Operators of Australia's top high-performance computing facilities have called for funding certainty to enable them to attract staff and keep expanding in size and scale.
A panel convened at the Australian Data Centre Strategy Summit saw top executives of the Pawsey Supercomputing Centre, National Computational Infrastructure (NCI) and the Bureau of Metereology lament the lack of "longevity" in funding arrangements for their facilities.
NCI's associate director of services and technology Allan Williams said the facility's future remained uncertain, despite a recent "refunding exercise".
Williams said NCI's collaboration partners - a mix of academic institutions and commercial firms - covered the "operational" costs of the NCI supercomputer, such as staffing and electricity.
But other costs, such as capital to grow, are covered by the Australian Government's National Collaborative Research Infrastructure Strategy (NCRIS), which has only just won a 12-month stay of execution. It had faced defunding before a Government backdown after pressure from the scientific community.
"Obviously it's very hard to keep staff engaged if they don't think they've got a job [mid- to long-term], but that's the financial reality," Williams said.
He said NCI's major partners had signed on to fund operational costs for another two years, but that had again simply "delayed" a harder decision about NCI's long-term future.
Pawsey executive director Neil Stringfellow also lamented the short-term thinking on funding arrangements, noting it contributed to a skills shortage in the sector.
"[If funding is] from a particular source where you've got to spend it in the next year or 18 months, you can't attract the sort of people you need to attract into these positions even if you could find them," he said.
"You can't attract people if you've only got 'spend this in 12 months or it's gone'."
Williams urged a rethink in the way high-performance computing (HPC) and supercomputing facilities are viewed.
"Instead of seeing HPC as a cost to the nation, use it as an opportunity to generate new industries and kickstart that innovation," he said, noting the facilities were currently underpinning research in areas as diverse as cancer cures and fluid dynamics, but that their role was largely masked and "behind-the-scenes".
"The economic benefits behind HPC are huge, and getting that message across and getting buy-in from the government and public to support this infrastructure is very important."

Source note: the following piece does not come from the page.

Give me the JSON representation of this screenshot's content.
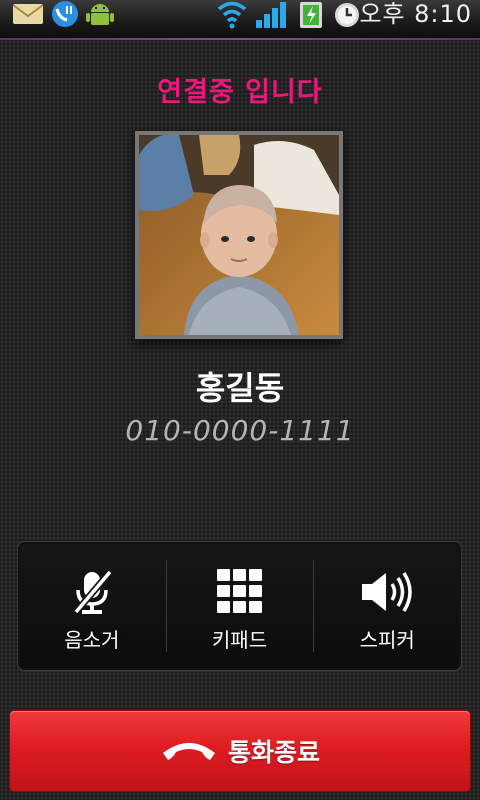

Without exception, all three operators spoke of plans to dramatically scale up their facilities in the next few years to meet advanced research and compute demands.
The Bureau of Metereology's chief technology officer Barry Nugent said he expected weather models to be about 150 times the size they are now within four years, and compute power needs to grow exponentially with that.
"The load we're seeing is between 40 to 80 kilowatts per rack," Nugent said.
NCI's Williams similarly said he expected his 50 or so racks of gear that currently run at "about 35-40 kilowatts a rack" would grow to run at "60-80 kilowatts a rack" in a next-generation system.
"We're moving into larger and larger scale systems," Williams said.
"The next machine we're talking about in 2-3 years is 10 petaFLOPS, but globally they're [already] talking about exaFLOPS which is a thousand times bigger.
"Finding staff that actually have the capabilities to support petaFLOPS [scale] systems ... is very rare so skills are always problematic. Getting those skills from somebody who wants to work at a university wage is even harder."
The number of moving parts in these huge systems means having skilled staff on-hand - for example - to replace failed components is increasingly critical. In addition, staff were also involved in optimising code to run on larger systems.
"Some of our staff are dedicated to running the machine but the rest are actually dedicated to optimising code - improving scaling so code can run faster and over more of the machine," he said.